Como é que têm sido as reações ao filme?
Na Alemanha as pessoas já conheciam a história porque o Kleich é muito conhecido. Estive a seguir as estreias em várias cidades por todo o mundo [a seguir a Lisboa estará na Coreia] e as reacções têm sido diferentes. Riem-se por causa da obsessão de Kleich pelo suicídio. Em geral gostam do humor, já que o filme não está escrito de uma maneira trágica.
Sim, é uma espécie de piada. Mas algumas pessoas ficaram chocadas com a ideia de que a Henriette ainda queria dizer alguma coisa [antes de Kleich a matar]. O que acho interessante é que as pessoas têm sempre muitas interpretações. Já tinha experimentado isso também com outros filmes meus, todos eles têm alguma ambiguidade e por isso há espectadores muito certos de uma coisa e outros que dizem o contrário.

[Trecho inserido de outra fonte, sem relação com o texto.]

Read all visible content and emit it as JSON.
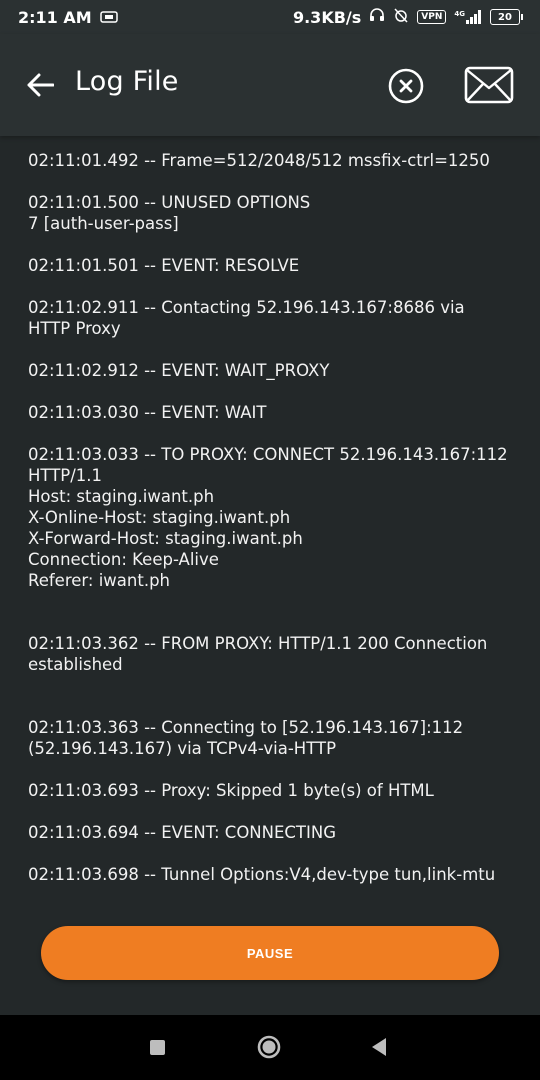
{
  "status_bar": {
    "time": "2:11 AM",
    "network_speed": "9.3KB/s",
    "vpn_label": "VPN",
    "signal_label": "4G",
    "battery": "20"
  },
  "app_bar": {
    "title": "Log File",
    "icons": [
      "back-arrow-icon",
      "clear-circle-x-icon",
      "mail-envelope-icon"
    ]
  },
  "log": {
    "entries": [
      "02:11:01.492 -- Frame=512/2048/512 mssfix-ctrl=1250",
      "02:11:01.500 -- UNUSED OPTIONS\n7 [auth-user-pass]",
      "02:11:01.501 -- EVENT: RESOLVE",
      "02:11:02.911 -- Contacting 52.196.143.167:8686 via HTTP Proxy",
      "02:11:02.912 -- EVENT: WAIT_PROXY",
      "02:11:03.030 -- EVENT: WAIT",
      "02:11:03.033 -- TO PROXY: CONNECT 52.196.143.167:112 HTTP/1.1\nHost: staging.iwant.ph\nX-Online-Host: staging.iwant.ph\nX-Forward-Host: staging.iwant.ph\nConnection: Keep-Alive\nReferer: iwant.ph",
      "02:11:03.362 -- FROM PROXY: HTTP/1.1 200 Connection established",
      "02:11:03.363 -- Connecting to [52.196.143.167]:112 (52.196.143.167) via TCPv4-via-HTTP",
      "02:11:03.693 -- Proxy: Skipped 1 byte(s) of HTML",
      "02:11:03.694 -- EVENT: CONNECTING",
      "02:11:03.698 -- Tunnel Options:V4,dev-type tun,link-mtu"
    ]
  },
  "pause_button": {
    "label": "PAUSE"
  },
  "colors": {
    "background": "#232829",
    "app_bar": "#2b3132",
    "accent": "#ef7d22"
  }
}
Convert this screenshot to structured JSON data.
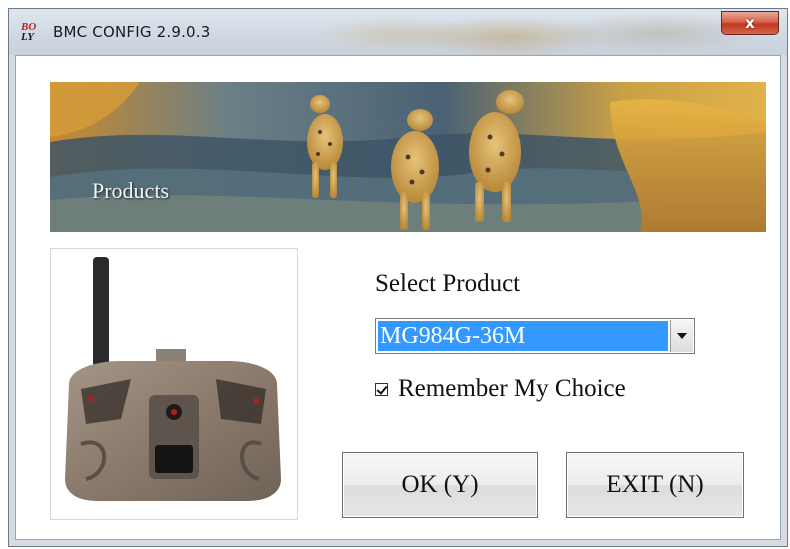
{
  "window": {
    "title": "BMC CONFIG 2.9.0.3",
    "icon_text": [
      "BO",
      "LY"
    ],
    "close_label": "x"
  },
  "banner": {
    "label": "Products"
  },
  "product": {
    "select_label": "Select Product",
    "selected_value": "MG984G-36M",
    "remember_label": "Remember My Choice",
    "remember_checked": true
  },
  "buttons": {
    "ok_label": "OK (Y)",
    "exit_label": "EXIT (N)"
  },
  "colors": {
    "selection": "#3399ff",
    "close_button": "#c2381f"
  }
}
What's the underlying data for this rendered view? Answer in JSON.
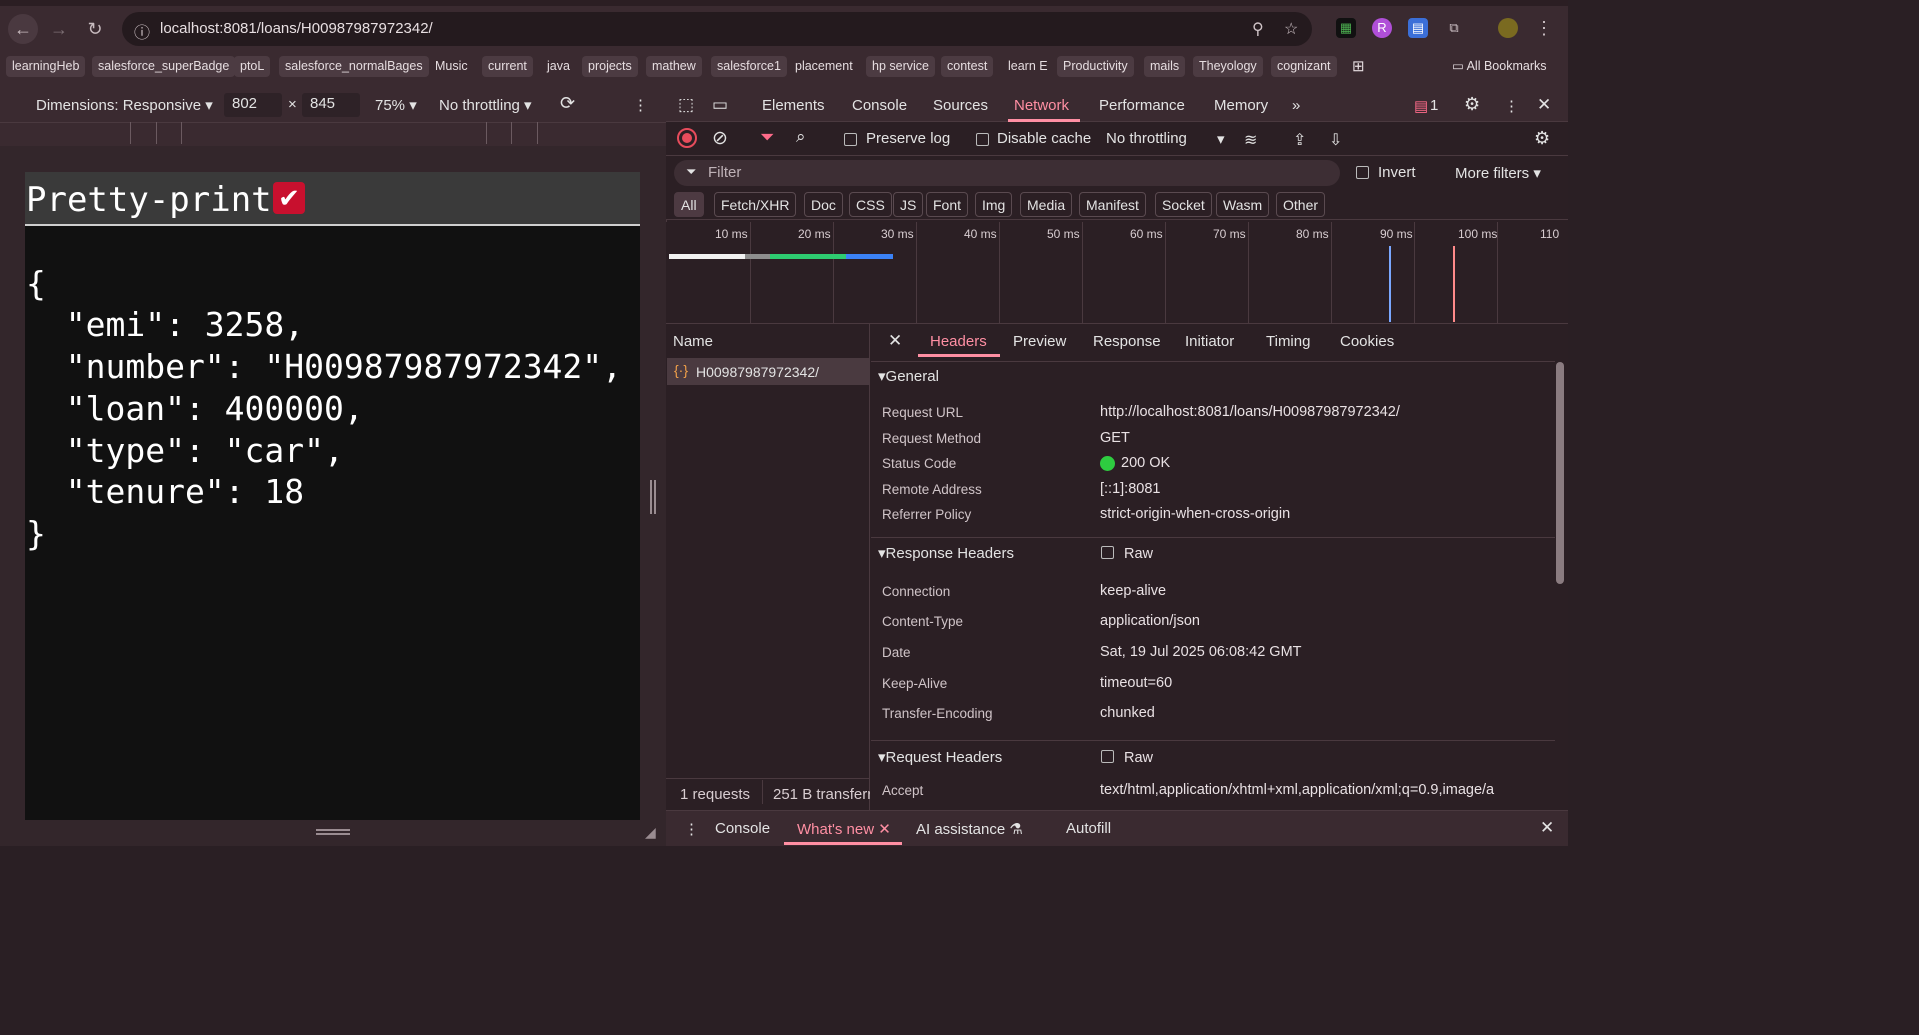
{
  "browser": {
    "url": "localhost:8081/loans/H00987987972342/",
    "bookmarks": [
      "learningHeb",
      "salesforce_superBadge",
      "ptoL",
      "salesforce_normalBages",
      "Music",
      "current",
      "java",
      "projects",
      "mathew",
      "salesforce1",
      "placement",
      "hp service",
      "contest",
      "learn E",
      "Productivity",
      "mails",
      "Theyology",
      "cognizant"
    ],
    "all_bookmarks": "All Bookmarks"
  },
  "device_toolbar": {
    "dimensions_label": "Dimensions: Responsive",
    "width": "802",
    "height": "845",
    "times": "×",
    "zoom": "75%",
    "throttling": "No throttling"
  },
  "page": {
    "pretty_print_label": "Pretty-print",
    "json_lines": [
      "{",
      "  \"emi\": 3258,",
      "  \"number\": \"H00987987972342\",",
      "  \"loan\": 400000,",
      "  \"type\": \"car\",",
      "  \"tenure\": 18",
      "}"
    ]
  },
  "devtools": {
    "tabs": [
      "Elements",
      "Console",
      "Sources",
      "Network",
      "Performance",
      "Memory"
    ],
    "issues_count": "1",
    "network_toolbar": {
      "preserve_log": "Preserve log",
      "disable_cache": "Disable cache",
      "throttling": "No throttling"
    },
    "filter_placeholder": "Filter",
    "invert": "Invert",
    "more_filters": "More filters",
    "type_filters": [
      "All",
      "Fetch/XHR",
      "Doc",
      "CSS",
      "JS",
      "Font",
      "Img",
      "Media",
      "Manifest",
      "Socket",
      "Wasm",
      "Other"
    ],
    "timeline_labels": [
      "10 ms",
      "20 ms",
      "30 ms",
      "40 ms",
      "50 ms",
      "60 ms",
      "70 ms",
      "80 ms",
      "90 ms",
      "100 ms",
      "110"
    ],
    "name_header": "Name",
    "request_name": "H00987987972342/",
    "status_requests": "1 requests",
    "status_transferred": "251 B transferr",
    "detail_tabs": [
      "Headers",
      "Preview",
      "Response",
      "Initiator",
      "Timing",
      "Cookies"
    ],
    "general": {
      "title": "General",
      "rows": [
        {
          "k": "Request URL",
          "v": "http://localhost:8081/loans/H00987987972342/"
        },
        {
          "k": "Request Method",
          "v": "GET"
        },
        {
          "k": "Status Code",
          "v": "200 OK"
        },
        {
          "k": "Remote Address",
          "v": "[::1]:8081"
        },
        {
          "k": "Referrer Policy",
          "v": "strict-origin-when-cross-origin"
        }
      ]
    },
    "response_headers": {
      "title": "Response Headers",
      "raw": "Raw",
      "rows": [
        {
          "k": "Connection",
          "v": "keep-alive"
        },
        {
          "k": "Content-Type",
          "v": "application/json"
        },
        {
          "k": "Date",
          "v": "Sat, 19 Jul 2025 06:08:42 GMT"
        },
        {
          "k": "Keep-Alive",
          "v": "timeout=60"
        },
        {
          "k": "Transfer-Encoding",
          "v": "chunked"
        }
      ]
    },
    "request_headers": {
      "title": "Request Headers",
      "raw": "Raw",
      "rows": [
        {
          "k": "Accept",
          "v": "text/html,application/xhtml+xml,application/xml;q=0.9,image/a"
        }
      ]
    },
    "drawer_tabs": [
      "Console",
      "What's new",
      "AI assistance",
      "Autofill"
    ]
  },
  "colors": {
    "accent": "#ff8fa3",
    "status_ok": "#2ecc40",
    "pretty_check": "#c8102e"
  }
}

Digo que estão todos certos. O filme está aberto a várias interpretações e era isso que queria. É essa a razão principal para fazer filmes, para dar a conhecer esta abertura numa altura em que tentamos sempre arranjar títulos ou categorias para as coisas. Elas podem ser muito contraditórias.
Algumas pessoas acham que Kleist era doente mental. Qual é a sua interpretação?
Consigo percebê-lo muito bem. Acho que ele, de alguma forma, é louco. Mas todos nós o somos de alguma maneira. Uns escondem-no melhor que ele. Ele diz o que quer e isso é muito estranho. Mas, sinceramente, acho que se disséssemos o que realmente desejamos os resultados seriam incríveis. Todos nós seríamos loucos. Nós só nos adaptamos melhor ao que é esperado. Ele é um homem teimoso que não tem nenhuma incapacidade, por isso até o percebo e gosto dele.
Ela é o oposto. É tão inconsciente de si própria e do que ela quer que se torna o oposto. Ela é levada a fazer alguma coisa [neste caso ao suicídio] mas ainda assim não é uma vítima.
Não estive cá durante o festival, mas fico feliz quando os filmes que faço têm algum sucesso, até porque sou uma pessoa muito autocrítica e por isso é bom para mim.